しゅんち「むしろ珍しいのは俺たちなんじゃないだろうか?」




もしかしたらしゅんち達は外国人しか居ちゃいけない場所・・・
外国人の為の町に迷い込んでしまったのではないだろうか・・・?

父「な・・何言ってんだ。ここは日本だ。日本人が居ちゃいけない場所なんてあるか。」

父の言葉とは裏腹にしゅんちの不安は募る一方である。

そして辿り着いた居酒屋は「阿武茶」。
二次会なのでバーっぽい店を探していたのでちょうど良さそうである。
とりあえずここに入る事にした。

「営業中」

なんだ。
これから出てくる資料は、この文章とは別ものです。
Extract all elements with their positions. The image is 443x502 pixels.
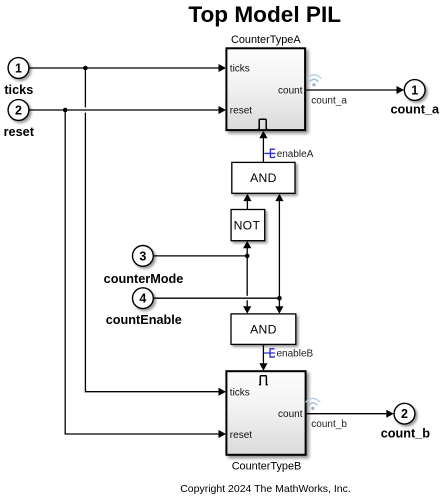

ちゃんと漢字で看板が書かれているじゃないか。
ここは日本なのだ。なぜ日本人のしゅんちが萎縮しなくちゃならないのさ。

そう思い、勢い良くドアを開ける。



店員「イラッシャイマセー!ナンメイサマデスカ?」



カタカナなんですけど。


見事に店員まで外国人。
店内は見渡す限り外国人。
片言の日本語で「タダイマ マンセキデス スミマセーン」とカタカナで断られた。





間違いありません。







ここはアウェイです。



円が使えるのかどうかが心配になってきた。


すっかり意気消沈のしゅんち。
先ほど爆笑していた自分がなんだか恥ずかしい・・・。

・・そしてしばらく町を彷徨い、良さそうな店を発見。
これ以上歩き回るのも疲れるので覚悟を決めて店に入る事にした。


客「コンバンワー!ドモー」

しゅんち「あ・・・こんばん・・わ・・・。」


店を入ろうとしたらお客がちょうど店内から出てきて陽気に挨拶をしていった。
すっかり圧倒されしょぼしょぼと返事をするしかないしゅんちであった。

そして、みんなから背中を押され先頭で店内へ入るしゅんち。

カランカラン・・・


店員「イラッシャイマセー。ナンメイ?」



カタカナ当たり前です。



しゅんち「え、え・・っと フォー。」



英語使っちゃった。



店員「ヨンメイ?デハ オクヘ。」

楽しそうにディナーを楽しむオーストラリア人を尻目にすごすごと奥のテーブル席へと案内される。
そして英語で書かれた膨大なワインメニューを渡され軽く眩暈が。
すると、アジア系のお姉さん店員が注文を取りにやってきた。


店員「いらっしゃいませ。ご注文がお決まりになりましたらお呼び下さい。」



うおおお〜〜!!日本人キター!!


もうすでに当たり前のことが当たり前ではなくなってきているしゅんち。
日本人店員の登場に懐かしい故郷にでも帰ってきたような感覚に陥る。
どうやら、この店員が日本人担当らしい。
むしろしゅんち達がスペシャルゲストである。

こうして日本語で注文するしゅんち。
とりあえず英語での注文じゃなくて良かった・・・。

「もちろん後ろの席は外国人の方々」

タカコ「しゅんちゃん・・・ど、どうしたの?」

しゅんち「・・・えっ」

すっかり大人しくなってしまったしゅんち。

しゅんち「ご、ごめん・・・なんか落ち着かなくて。」

母「あんた情けないわね〜!」

しゅんち「う・・・」

母「本当情けないわ!」

母の手痛いお説教に更にしょぼくれるしゅんち。


母「それに・・・あなたもよ!!


父「・・うぇえ?」

他人事のようにワインメニューを眺めていた父がビクッと反応する。

母「あなたはこの間の海外旅行の時も情けなかったわね〜!」

父「・・・。」

母「男ってなんでかしらねーこれだから男は・・・ガミガミガミ」

しゅんち&父「しょぼん・・・」


頼もしいよマザー。


母のお説教によりいっそう萎縮してしまう男性陣であった。

「素敵なイタリアン料理」

「ニセコひらふ」
そこは日本でありながら見事に外国であった。


こうして、美味しい食事もさほど喉を通ることなく(男性のみ)2日目の夜が更けてゆくのだった。